A obra se constitui no desenho de um padrão do movimento cíclico da vida, começando pela coragem de nascer, com a faixa Iniciação, percorrendo diversas nuances, até findar com a morte necessária para renascer, com a faixa Despedida. “Lunar é um convite a recordar a inteligência cíclica da vida. As canções estão diretamente ligadas a uma investigação pessoal e artística em torno dessa energia cíclica que move tudo o que é vivo, do vazio criativo ao brotar, crescer, dar e colher frutos, processar e morrer para renascer”, explica Laura. Também fazem parte do repertório as canções Lunar, Depois do Horizonte, Flecha – composição da artista com sua mãe Conceição Tavares –, Chão Novo, entre outras.

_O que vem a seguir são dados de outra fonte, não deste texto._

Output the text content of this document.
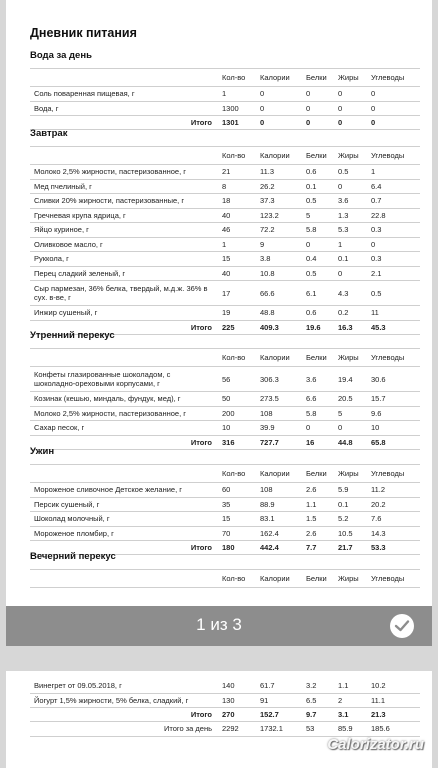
Дневник питания
Вода за день
	Кол-во	Калории	Белки	Жиры	Углеводы
Соль поваренная пищевая, г	1	0	0	0	0
Вода, г	1300	0	0	0	0
Итого	1301	0	0	0	0
Завтрак
	Кол-во	Калории	Белки	Жиры	Углеводы
Молоко 2,5% жирности, пастеризованное, г	21	11.3	0.6	0.5	1
Мед пчелиный, г	8	26.2	0.1	0	6.4
Сливки 20% жирности, пастеризованные, г	18	37.3	0.5	3.6	0.7
Гречневая крупа ядрица, г	40	123.2	5	1.3	22.8
Яйцо куриное, г	46	72.2	5.8	5.3	0.3
Оливковое масло, г	1	9	0	1	0
Руккола, г	15	3.8	0.4	0.1	0.3
Перец сладкий зеленый, г	40	10.8	0.5	0	2.1
Сыр пармезан, 36% белка, твердый, м.д.ж. 36% в сух. в-ве, г	17	66.6	6.1	4.3	0.5
Инжир сушеный, г	19	48.8	0.6	0.2	11
Итого	225	409.3	19.6	16.3	45.3
Утренний перекус
	Кол-во	Калории	Белки	Жиры	Углеводы
Конфеты глазированные шоколадом, с шоколадно-ореховыми корпусами, г	56	306.3	3.6	19.4	30.6
Козинак (кешью, миндаль, фундук, мед), г	50	273.5	6.6	20.5	15.7
Молоко 2,5% жирности, пастеризованное, г	200	108	5.8	5	9.6
Сахар песок, г	10	39.9	0	0	10
Итого	316	727.7	16	44.8	65.8
Ужин
	Кол-во	Калории	Белки	Жиры	Углеводы
Мороженое сливочное Детское желание, г	60	108	2.6	5.9	11.2
Персик сушеный, г	35	88.9	1.1	0.1	20.2
Шоколад молочный, г	15	83.1	1.5	5.2	7.6
Мороженое пломбир, г	70	162.4	2.6	10.5	14.3
Итого	180	442.4	7.7	21.7	53.3
Вечерний перекус
	Кол-во	Калории	Белки	Жиры	Углеводы
1 из 3
Винегрет от 09.05.2018, г	140	61.7	3.2	1.1	10.2
Йогурт 1,5% жирности, 5% белка, сладкий, г	130	91	6.5	2	11.1
Итого	270	152.7	9.7	3.1	21.3
Итого за день	2292	1732.1	53	85.9	185.6
Calorizator.ru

Além das composições e parcerias, Lunar traz quatro faixas com cantigas tradicionais. Uma delas, “Ajuda Eu, Tambor”, traz um arranjo que entrelaça três cantigas: uma brasileira, uma do Togo e uma da Costa do Marfim; cantadas por Laura junto a artistas convidados desses três países e também do Burkina Faso. “É uma faixa dedicada ao encontro, à diversidade que encontramos quando vamos abertos para o mundo”. Laura tem viajado regularmente ao Burkina Faso desde 2018, trabalhando em parceria com o contador de histórias François Moïse Bamba – que também canta no álbum – e participando do seu Festival Internacional dos Patrimônios Imateriais-FIPI. Nessas viagens, a música é sempre viés de encontro. O diálogo com a musicalidade da África do Oeste aparece em outras faixas, com participações também de instrumentistas locais.

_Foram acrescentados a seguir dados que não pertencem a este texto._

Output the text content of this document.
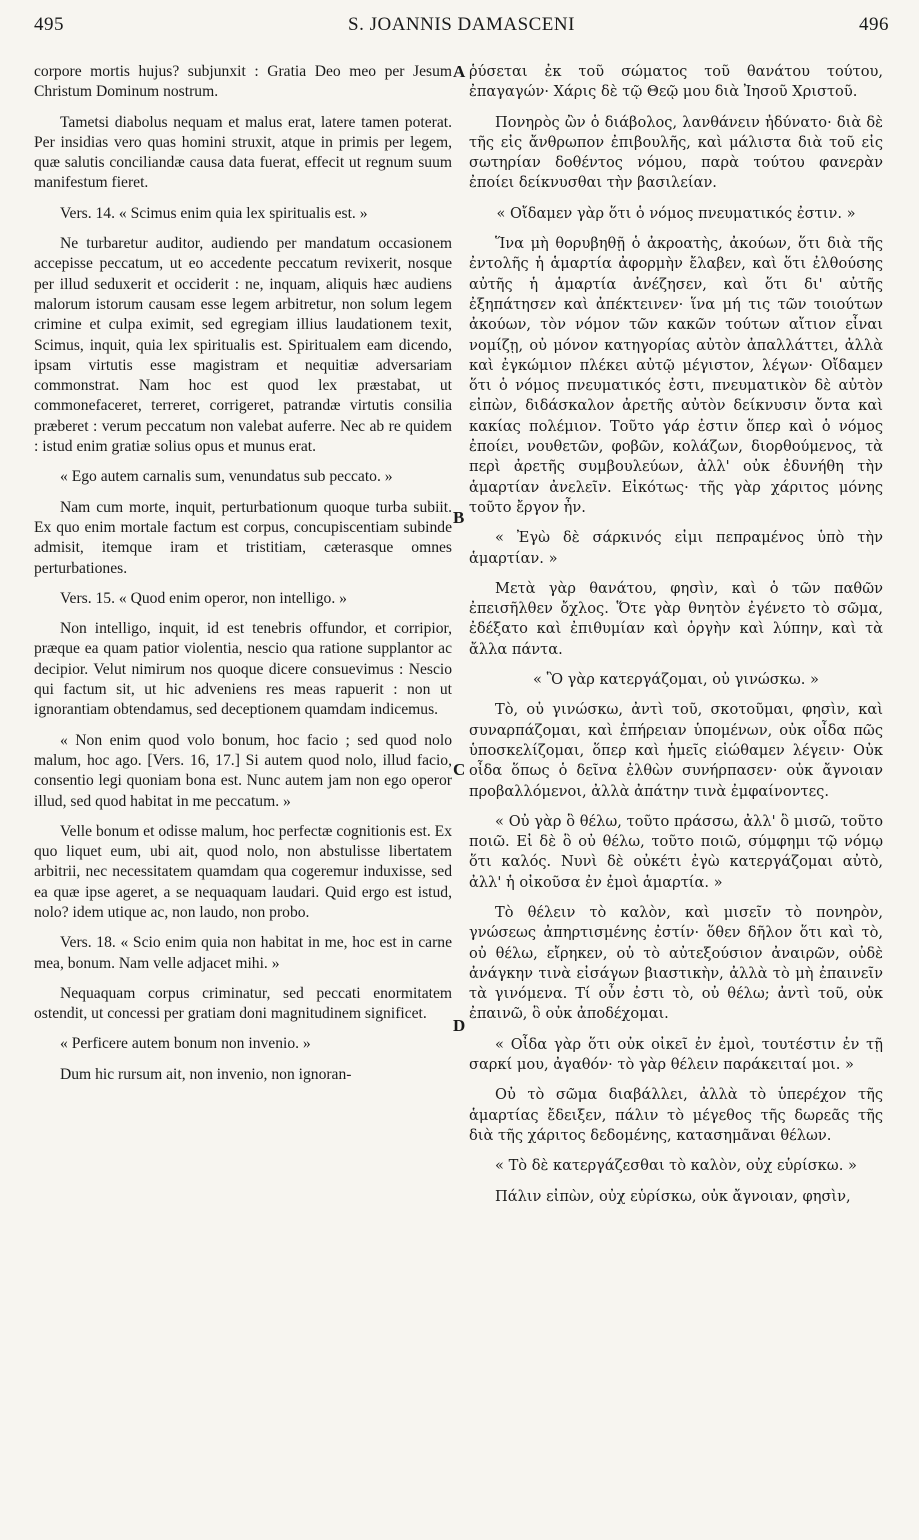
495	S. JOANNIS DAMASCENI	496
A
B
C
D

corpore mortis hujus? subjunxit : Gratia Deo meo per Jesum Christum Dominum nostrum.

Tametsi diabolus nequam et malus erat, latere tamen poterat. Per insidias vero quas homini struxit, atque in primis per legem, quæ salutis conciliandæ causa data fuerat, effecit ut regnum suum manifestum fieret.

Vers. 14. « Scimus enim quia lex spiritualis est. »

Ne turbaretur auditor, audiendo per mandatum occasionem accepisse peccatum, ut eo accedente peccatum revixerit, nosque per illud seduxerit et occiderit : ne, inquam, aliquis hæc audiens malorum istorum causam esse legem arbitretur, non solum legem crimine et culpa eximit, sed egregiam illius laudationem texit, Scimus, inquit, quia lex spiritualis est. Spiritualem eam dicendo, ipsam virtutis esse magistram et nequitiæ adversariam commonstrat. Nam hoc est quod lex præstabat, ut commonefaceret, terreret, corrigeret, patrandæ virtutis consilia præberet : verum peccatum non valebat auferre. Nec ab re quidem : istud enim gratiæ solius opus et munus erat.

« Ego autem carnalis sum, venundatus sub peccato. »

Nam cum morte, inquit, perturbationum quoque turba subiit. Ex quo enim mortale factum est corpus, concupiscentiam subinde admisit, itemque iram et tristitiam, cæterasque omnes perturbationes.

Vers. 15. « Quod enim operor, non intelligo. »

Non intelligo, inquit, id est tenebris offundor, et corripior, præque ea quam patior violentia, nescio qua ratione supplantor ac decipior. Velut nimirum nos quoque dicere consuevimus : Nescio qui factum sit, ut hic adveniens res meas rapuerit : non ut ignorantiam obtendamus, sed deceptionem quamdam indicemus.

« Non enim quod volo bonum, hoc facio ; sed quod nolo malum, hoc ago. [Vers. 16, 17.] Si autem quod nolo, illud facio, consentio legi quoniam bona est. Nunc autem jam non ego operor illud, sed quod habitat in me peccatum. »

Velle bonum et odisse malum, hoc perfectæ cognitionis est. Ex quo liquet eum, ubi ait, quod nolo, non abstulisse libertatem arbitrii, nec necessitatem quamdam qua cogeremur induxisse, sed ea quæ ipse ageret, a se nequaquam laudari. Quid ergo est istud, nolo? idem utique ac, non laudo, non probo.

Vers. 18. « Scio enim quia non habitat in me, hoc est in carne mea, bonum. Nam velle adjacet mihi. »

Nequaquam corpus criminatur, sed peccati enormitatem ostendit, ut concessi per gratiam doni magnitudinem significet.

« Perficere autem bonum non invenio. »

Dum hic rursum ait, non invenio, non ignoran-

ῥύσεται ἐκ τοῦ σώματος τοῦ θανάτου τούτου, ἐπαγαγών· Χάρις δὲ τῷ Θεῷ μου διὰ Ἰησοῦ Χριστοῦ.

Πονηρὸς ὢν ὁ διάβολος, λανθάνειν ἠδύνατο· διὰ δὲ τῆς εἰς ἄνθρωπον ἐπιβουλῆς, καὶ μάλιστα διὰ τοῦ εἰς σωτηρίαν δοθέντος νόμου, παρὰ τούτου φανερὰν ἐποίει δείκνυσθαι τὴν βασιλείαν.

« Οἴδαμεν γὰρ ὅτι ὁ νόμος πνευματικός ἐστιν. »

Ἵνα μὴ θορυβηθῇ ὁ ἀκροατὴς, ἀκούων, ὅτι διὰ τῆς ἐντολῆς ἡ ἁμαρτία ἀφορμὴν ἔλαβεν, καὶ ὅτι ἐλθούσης αὐτῆς ἡ ἁμαρτία ἀνέζησεν, καὶ ὅτι δι' αὐτῆς ἐξηπάτησεν καὶ ἀπέκτεινεν· ἵνα μή τις τῶν τοιούτων ἀκούων, τὸν νόμον τῶν κακῶν τούτων αἴτιον εἶναι νομίζῃ, οὐ μόνον κατηγορίας αὐτὸν ἀπαλλάττει, ἀλλὰ καὶ ἐγκώμιον πλέκει αὐτῷ μέγιστον, λέγων· Οἴδαμεν ὅτι ὁ νόμος πνευματικός ἐστι, πνευματικὸν δὲ αὐτὸν εἰπὼν, διδάσκαλον ἀρετῆς αὐτὸν δείκνυσιν ὄντα καὶ κακίας πολέμιον. Τοῦτο γάρ ἐστιν ὅπερ καὶ ὁ νόμος ἐποίει, νουθετῶν, φοβῶν, κολάζων, διορθούμενος, τὰ περὶ ἀρετῆς συμβουλεύων, ἀλλ' οὐκ ἐδυνήθη τὴν ἁμαρτίαν ἀνελεῖν. Εἰκότως· τῆς γὰρ χάριτος μόνης τοῦτο ἔργον ἦν.

« Ἐγὼ δὲ σάρκινός εἰμι πεπραμένος ὑπὸ τὴν ἁμαρτίαν. »

Μετὰ γὰρ θανάτου, φησὶν, καὶ ὁ τῶν παθῶν ἐπεισῆλθεν ὄχλος. Ὅτε γὰρ θνητὸν ἐγένετο τὸ σῶμα, ἐδέξατο καὶ ἐπιθυμίαν καὶ ὀργὴν καὶ λύπην, καὶ τὰ ἄλλα πάντα.

« Ὃ γὰρ κατεργάζομαι, οὐ γινώσκω. »

Τὸ, οὐ γινώσκω, ἀντὶ τοῦ, σκοτοῦμαι, φησὶν, καὶ συναρπάζομαι, καὶ ἐπήρειαν ὑπομένων, οὐκ οἶδα πῶς ὑποσκελίζομαι, ὅπερ καὶ ἡμεῖς εἰώθαμεν λέγειν· Οὐκ οἶδα ὅπως ὁ δεῖνα ἐλθὼν συνήρπασεν· οὐκ ἄγνοιαν προβαλλόμενοι, ἀλλὰ ἀπάτην τινὰ ἐμφαίνοντες.

« Οὐ γὰρ ὃ θέλω, τοῦτο πράσσω, ἀλλ' ὃ μισῶ, τοῦτο ποιῶ. Εἰ δὲ ὃ οὐ θέλω, τοῦτο ποιῶ, σύμφημι τῷ νόμῳ ὅτι καλός. Νυνὶ δὲ οὐκέτι ἐγὼ κατεργάζομαι αὐτὸ, ἀλλ' ἡ οἰκοῦσα ἐν ἐμοὶ ἁμαρτία. »

Τὸ θέλειν τὸ καλὸν, καὶ μισεῖν τὸ πονηρὸν, γνώσεως ἀπηρτισμένης ἐστίν· ὅθεν δῆλον ὅτι καὶ τὸ, οὐ θέλω, εἴρηκεν, οὐ τὸ αὐτεξούσιον ἀναιρῶν, οὐδὲ ἀνάγκην τινὰ εἰσάγων βιαστικὴν, ἀλλὰ τὸ μὴ ἐπαινεῖν τὰ γινόμενα. Τί οὖν ἐστι τὸ, οὐ θέλω; ἀντὶ τοῦ, οὐκ ἐπαινῶ, ὃ οὐκ ἀποδέχομαι.

« Οἶδα γὰρ ὅτι οὐκ οἰκεῖ ἐν ἐμοὶ, τουτέστιν ἐν τῇ σαρκί μου, ἀγαθόν· τὸ γὰρ θέλειν παράκειταί μοι. »

Οὐ τὸ σῶμα διαβάλλει, ἀλλὰ τὸ ὑπερέχον τῆς ἁμαρτίας ἔδειξεν, πάλιν τὸ μέγεθος τῆς δωρεᾶς τῆς διὰ τῆς χάριτος δεδομένης, κατασημᾶναι θέλων.

« Τὸ δὲ κατεργάζεσθαι τὸ καλὸν, οὐχ εὑρίσκω. »

Πάλιν εἰπὼν, οὐχ εὑρίσκω, οὐκ ἄγνοιαν, φησὶν,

Com instrumentação base de vozes, cordas e percussões, Lunar tem no time principal ao lado de Laura, que assina as vozes e algumas percussões, Rodrigo Samico – cordas –, Helder Vasconcelos – percussões e fole de oito baixos –, Johann Brehmer – percussões e concertina – e Rodrigo Félix – percussões. Nas participações especiais, além dos artistas africanos, estão também artistas brasileiros como Alessandra Leão e André Hosoi, do grupo Barbatuques. A produção musical é de Laura Tamiana e Helder Vasconcelos, com a coprodução de Rodrigo Samico e Johann Brehmer. Os arranjos do álbum foram feitos coletivamente por Laura, Helder, Johhan, Félix e Samico, que assina os arranjos das cordas, com a participação também dos convidados.

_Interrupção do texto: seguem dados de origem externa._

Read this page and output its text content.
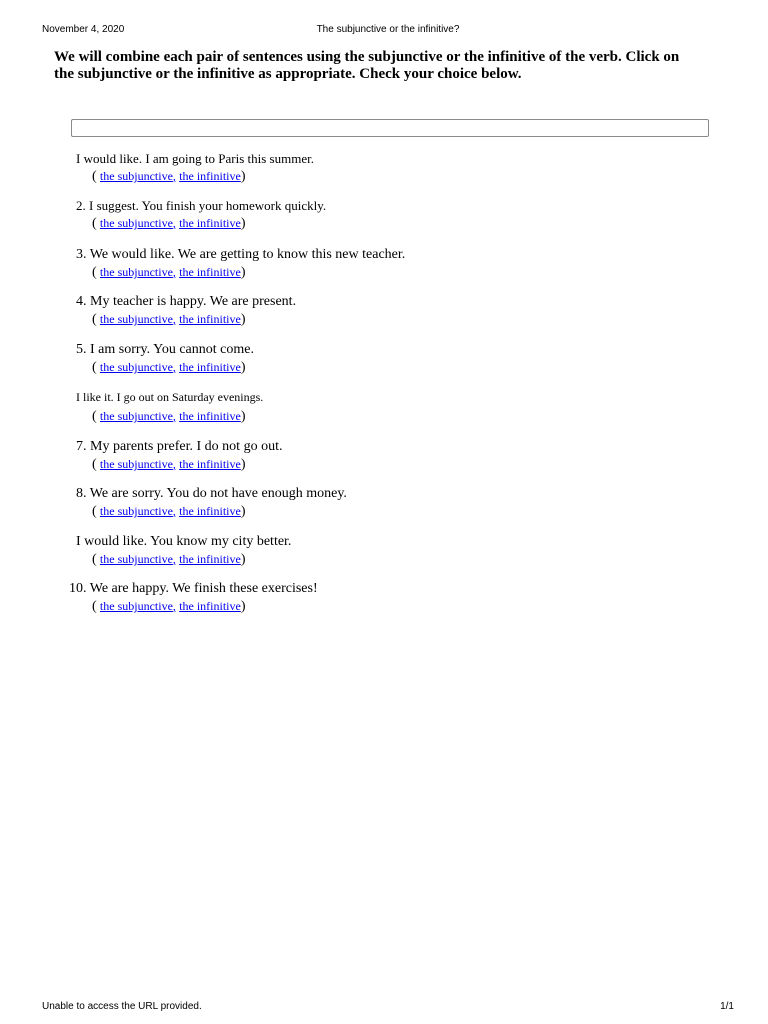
November 4, 2020	The subjunctive or the infinitive?

We will combine each pair of sentences using the subjunctive or the infinitive of the verb. Click on the subjunctive or the infinitive as appropriate. Check your choice below.

I would like. I am going to Paris this summer.
( the subjunctive, the infinitive)
2. I suggest. You finish your homework quickly.
( the subjunctive, the infinitive)
3. We would like. We are getting to know this new teacher.
( the subjunctive, the infinitive)
4. My teacher is happy. We are present.
( the subjunctive, the infinitive)
5. I am sorry. You cannot come.
( the subjunctive, the infinitive)
I like it. I go out on Saturday evenings.
( the subjunctive, the infinitive)
7. My parents prefer. I do not go out.
( the subjunctive, the infinitive)
8. We are sorry. You do not have enough money.
( the subjunctive, the infinitive)
I would like. You know my city better.
( the subjunctive, the infinitive)
10. We are happy. We finish these exercises!
( the subjunctive, the infinitive)
Unable to access the URL provided.	1/1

O disco marca a estreia da paulistana radicada em Recife Laura Tamiana como compositora e cantora-intérprete solo. Multiartista, com uma carreira que propõe diálogos entre as artes visuais, as artes da cena, a cultura popular, a música e a palavra, Laura vem compondo canções desde 2014. “Vinha há alguns anos acalentando esse desejo do disco, e com as interrupções das viagens, que normalmente ocupam bastante minha agenda, devido à pandemia, pensei: "é agora". Com os recursos da Lei Aldir Blanc, junto com um chapéu de contribuições, conseguimos viabilizar. Penso que não por acaso ele nasce nesse momento, que nos demanda reflexões tão profundas. Sinto que esse exercício de recordar nossa natureza cíclica é essencial aos nossos processos e às transformações pessoais e coletivas que se mostram urgentes em nosso tempo. É nesse aprendizado que tenho buscado minhas forças”.
Laura conta que criar e lançar um álbum no meio de uma pandemia mundial foi fortalecedor e ao mesmo tempo desafiador. “Sinto que é uma dádiva poder criar e produzir num momento tão duro e de tantas incertezas como este que estamos vivendo. Agradeço profunda e cotidianamente por essa possibilidade. Criar dá sentido ao meu viver. E poder nesse momento mergulhar nessas composições, dar corpo a essas músicas junto a músicos e parceiros incríveis, dar espaço à minha voz, ao que sou e ao que posso dizer agora é muito fortalecedor. Desejo muito que assim seja também quando as músicas chegarem aos ouvidos de quem ouvir”, projeta. Durante a pandemia, nasceu a música ‘Dilema da Flor’, com letra de Claudia Pucci Abrahão e música de Laura. É um retrato do momento inicial da pandemia, o confinamento, a suspensão, a resiliência, o medo, as dúvidas, a confiança em algo maior. Também durante a pandemia, a canção ‘De canto a canto’, que já existia, ganhou uma nova parte, em texto falado. A música trata do que é o canto para Laura, um viés do encontro, uma potência expressiva e ancestral. “Essa música é dedicada a Guitinho da Xambá, amigo muito querido, artista e articulador extraordinário que nos deixou nesse período. Ele, que soube tão bem através do seu canto – e não só – expressar, representar e divulgar a cultura da sua comunidade, deixando um legado fortíssimo”, afirma Laura.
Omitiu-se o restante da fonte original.